A former teacher who switched careers to become one of the county’s leading police officers has been awarded the Queen’s Policing Medal.
Hertfordshire Deputy Chief Constable Michelle Dunn was recognised in the Queen’s Birthday Honours.
But her first response was to pay tribute to her friends and colleagues.
Deputy Chief Constable Dunn said: “I am both delighted and honoured to be recognised in this way.
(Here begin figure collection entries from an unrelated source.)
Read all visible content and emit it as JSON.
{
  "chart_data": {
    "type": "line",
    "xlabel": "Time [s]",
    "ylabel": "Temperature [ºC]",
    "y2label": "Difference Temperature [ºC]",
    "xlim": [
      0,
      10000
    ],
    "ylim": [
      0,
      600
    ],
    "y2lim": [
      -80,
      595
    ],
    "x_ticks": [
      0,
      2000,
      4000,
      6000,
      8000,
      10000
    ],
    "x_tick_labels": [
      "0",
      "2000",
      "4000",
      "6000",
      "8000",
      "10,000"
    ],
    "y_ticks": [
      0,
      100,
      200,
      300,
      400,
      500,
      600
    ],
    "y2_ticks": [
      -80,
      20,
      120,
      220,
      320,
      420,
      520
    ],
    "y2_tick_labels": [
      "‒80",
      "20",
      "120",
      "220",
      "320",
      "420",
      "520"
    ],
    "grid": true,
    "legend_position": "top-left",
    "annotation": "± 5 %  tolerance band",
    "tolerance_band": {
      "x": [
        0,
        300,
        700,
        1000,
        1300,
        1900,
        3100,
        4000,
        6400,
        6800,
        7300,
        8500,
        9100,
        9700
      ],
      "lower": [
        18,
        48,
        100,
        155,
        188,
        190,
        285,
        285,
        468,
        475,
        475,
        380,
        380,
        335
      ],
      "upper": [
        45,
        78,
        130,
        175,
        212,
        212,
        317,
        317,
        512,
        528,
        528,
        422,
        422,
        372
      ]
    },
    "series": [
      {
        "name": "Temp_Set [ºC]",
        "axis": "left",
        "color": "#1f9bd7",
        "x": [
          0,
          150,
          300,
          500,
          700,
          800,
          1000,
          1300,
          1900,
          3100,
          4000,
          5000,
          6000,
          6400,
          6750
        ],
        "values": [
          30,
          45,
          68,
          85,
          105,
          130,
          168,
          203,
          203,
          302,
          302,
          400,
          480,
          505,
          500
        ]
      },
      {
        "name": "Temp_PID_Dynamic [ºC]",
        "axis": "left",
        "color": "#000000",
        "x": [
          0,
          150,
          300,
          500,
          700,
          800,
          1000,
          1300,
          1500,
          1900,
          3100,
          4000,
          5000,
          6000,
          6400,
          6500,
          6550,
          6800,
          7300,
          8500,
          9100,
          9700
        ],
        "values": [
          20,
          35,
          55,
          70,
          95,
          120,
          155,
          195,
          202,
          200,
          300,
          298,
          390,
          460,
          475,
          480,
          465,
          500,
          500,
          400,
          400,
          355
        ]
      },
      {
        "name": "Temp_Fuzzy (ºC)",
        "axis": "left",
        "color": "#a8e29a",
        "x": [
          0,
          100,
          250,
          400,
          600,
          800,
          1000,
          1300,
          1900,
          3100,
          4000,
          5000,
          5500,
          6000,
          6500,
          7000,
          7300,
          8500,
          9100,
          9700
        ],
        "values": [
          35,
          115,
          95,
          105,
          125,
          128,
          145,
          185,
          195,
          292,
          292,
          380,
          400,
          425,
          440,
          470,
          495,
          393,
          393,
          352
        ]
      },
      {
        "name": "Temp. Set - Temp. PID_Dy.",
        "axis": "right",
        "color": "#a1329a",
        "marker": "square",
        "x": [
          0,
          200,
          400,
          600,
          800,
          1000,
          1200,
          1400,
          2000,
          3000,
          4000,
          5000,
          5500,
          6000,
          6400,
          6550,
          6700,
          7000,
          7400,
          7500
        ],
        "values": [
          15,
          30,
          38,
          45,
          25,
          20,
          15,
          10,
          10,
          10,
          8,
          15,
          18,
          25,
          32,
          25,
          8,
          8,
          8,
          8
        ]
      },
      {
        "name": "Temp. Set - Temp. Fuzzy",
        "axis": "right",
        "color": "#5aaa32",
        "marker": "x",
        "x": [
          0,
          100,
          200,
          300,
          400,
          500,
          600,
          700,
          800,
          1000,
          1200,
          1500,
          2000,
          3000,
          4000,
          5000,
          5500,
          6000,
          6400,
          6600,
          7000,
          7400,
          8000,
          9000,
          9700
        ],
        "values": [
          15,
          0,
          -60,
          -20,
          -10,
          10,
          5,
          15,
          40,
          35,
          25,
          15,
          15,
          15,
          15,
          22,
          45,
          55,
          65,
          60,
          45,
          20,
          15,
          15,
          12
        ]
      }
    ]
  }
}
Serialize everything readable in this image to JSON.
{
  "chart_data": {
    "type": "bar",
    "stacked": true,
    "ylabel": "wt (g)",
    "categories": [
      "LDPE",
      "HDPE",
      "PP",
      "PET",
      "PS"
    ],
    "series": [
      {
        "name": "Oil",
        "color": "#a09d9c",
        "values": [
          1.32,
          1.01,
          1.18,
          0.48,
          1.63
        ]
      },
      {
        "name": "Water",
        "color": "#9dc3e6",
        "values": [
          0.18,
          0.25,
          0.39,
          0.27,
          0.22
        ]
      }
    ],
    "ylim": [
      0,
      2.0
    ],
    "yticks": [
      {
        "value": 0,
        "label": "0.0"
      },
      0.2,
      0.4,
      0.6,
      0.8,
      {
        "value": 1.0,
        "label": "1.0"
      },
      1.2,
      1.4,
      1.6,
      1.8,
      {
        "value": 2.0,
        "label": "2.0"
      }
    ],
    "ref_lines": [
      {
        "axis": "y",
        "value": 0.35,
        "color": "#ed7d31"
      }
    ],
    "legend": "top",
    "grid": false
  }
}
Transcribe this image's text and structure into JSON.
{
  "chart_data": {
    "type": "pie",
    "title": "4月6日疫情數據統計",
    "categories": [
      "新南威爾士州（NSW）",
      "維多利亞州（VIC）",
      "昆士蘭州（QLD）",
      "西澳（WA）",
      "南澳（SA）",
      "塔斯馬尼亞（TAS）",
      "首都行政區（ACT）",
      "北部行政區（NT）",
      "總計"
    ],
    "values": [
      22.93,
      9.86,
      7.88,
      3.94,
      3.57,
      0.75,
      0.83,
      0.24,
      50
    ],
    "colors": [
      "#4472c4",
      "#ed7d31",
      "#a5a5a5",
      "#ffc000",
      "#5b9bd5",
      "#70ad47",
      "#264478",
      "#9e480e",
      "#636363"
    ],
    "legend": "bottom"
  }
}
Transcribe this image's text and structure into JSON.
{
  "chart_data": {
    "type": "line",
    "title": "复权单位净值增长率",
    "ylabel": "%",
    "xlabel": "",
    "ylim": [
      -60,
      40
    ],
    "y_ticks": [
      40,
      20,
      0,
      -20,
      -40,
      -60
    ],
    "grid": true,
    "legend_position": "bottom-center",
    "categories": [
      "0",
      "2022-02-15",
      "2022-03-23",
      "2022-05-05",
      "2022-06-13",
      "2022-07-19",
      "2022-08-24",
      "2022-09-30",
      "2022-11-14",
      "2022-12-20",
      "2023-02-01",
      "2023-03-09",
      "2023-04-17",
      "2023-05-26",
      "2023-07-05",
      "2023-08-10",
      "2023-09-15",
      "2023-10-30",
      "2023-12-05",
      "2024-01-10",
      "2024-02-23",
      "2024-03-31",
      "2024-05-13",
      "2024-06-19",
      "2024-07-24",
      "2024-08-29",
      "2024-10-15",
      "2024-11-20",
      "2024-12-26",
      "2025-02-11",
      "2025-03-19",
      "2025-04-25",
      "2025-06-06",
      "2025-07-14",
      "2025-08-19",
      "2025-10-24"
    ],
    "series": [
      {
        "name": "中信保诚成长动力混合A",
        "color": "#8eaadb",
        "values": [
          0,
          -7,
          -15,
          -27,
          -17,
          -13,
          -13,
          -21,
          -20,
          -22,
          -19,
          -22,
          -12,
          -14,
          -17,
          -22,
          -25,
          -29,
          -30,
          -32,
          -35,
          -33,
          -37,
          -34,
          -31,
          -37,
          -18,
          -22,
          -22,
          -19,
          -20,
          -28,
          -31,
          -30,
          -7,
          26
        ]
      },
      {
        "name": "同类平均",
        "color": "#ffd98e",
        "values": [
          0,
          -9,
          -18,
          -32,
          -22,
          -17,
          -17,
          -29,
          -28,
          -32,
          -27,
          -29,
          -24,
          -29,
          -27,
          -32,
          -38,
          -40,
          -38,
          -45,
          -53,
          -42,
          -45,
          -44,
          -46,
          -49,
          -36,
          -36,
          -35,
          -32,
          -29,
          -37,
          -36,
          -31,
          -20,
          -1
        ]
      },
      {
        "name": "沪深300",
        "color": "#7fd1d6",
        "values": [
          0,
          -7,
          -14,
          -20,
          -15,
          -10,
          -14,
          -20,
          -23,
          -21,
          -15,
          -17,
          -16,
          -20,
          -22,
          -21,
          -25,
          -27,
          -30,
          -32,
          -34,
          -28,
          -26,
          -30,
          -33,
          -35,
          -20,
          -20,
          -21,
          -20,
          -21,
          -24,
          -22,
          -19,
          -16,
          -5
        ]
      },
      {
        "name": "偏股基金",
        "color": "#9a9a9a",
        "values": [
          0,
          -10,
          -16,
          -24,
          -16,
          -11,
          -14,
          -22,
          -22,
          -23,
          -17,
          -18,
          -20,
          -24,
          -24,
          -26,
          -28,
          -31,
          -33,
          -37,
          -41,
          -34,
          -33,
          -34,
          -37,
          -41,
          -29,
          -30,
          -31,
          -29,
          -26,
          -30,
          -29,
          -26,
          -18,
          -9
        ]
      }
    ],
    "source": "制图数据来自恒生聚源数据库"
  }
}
This award is not just about my contribution to policing, it’s about the talented individuals and teams I have had the pleasure of working with over the years, who have shared the same passion and values about public service and helped me get the job done.
“The police service is brimming with dedicated teams and units who will always go the extra mile and I am proud to have played my part in many operations and initiatives dedicated to keeping people safe and bringing offenders to justice.
“I also want to thank my family for their unstinting loyalty and care over the years, they have always encouraged me to be the best that I can and I would not have been able to progress my career without their understanding and support.”
Deputy Chief Constable Dunn’s early career was as a PE and science teacher, but she then switched paths and joined Essex Police in 1992, taking up roles including response and neighbourhood policing, local divisional commander roles and divisional commander at Stansted airport.
She was also seconded to the Home Office for 18 months, developing the National Police Performance Framework, before coming to Hertfordshire in June 2014 on promotion as Assistant Chief Constable. She became Deputy Chief Constable in 2015.
Chief Constable Charlie Hall said: “Michelle’s award is richly deserved, reflecting years of dedicated service.”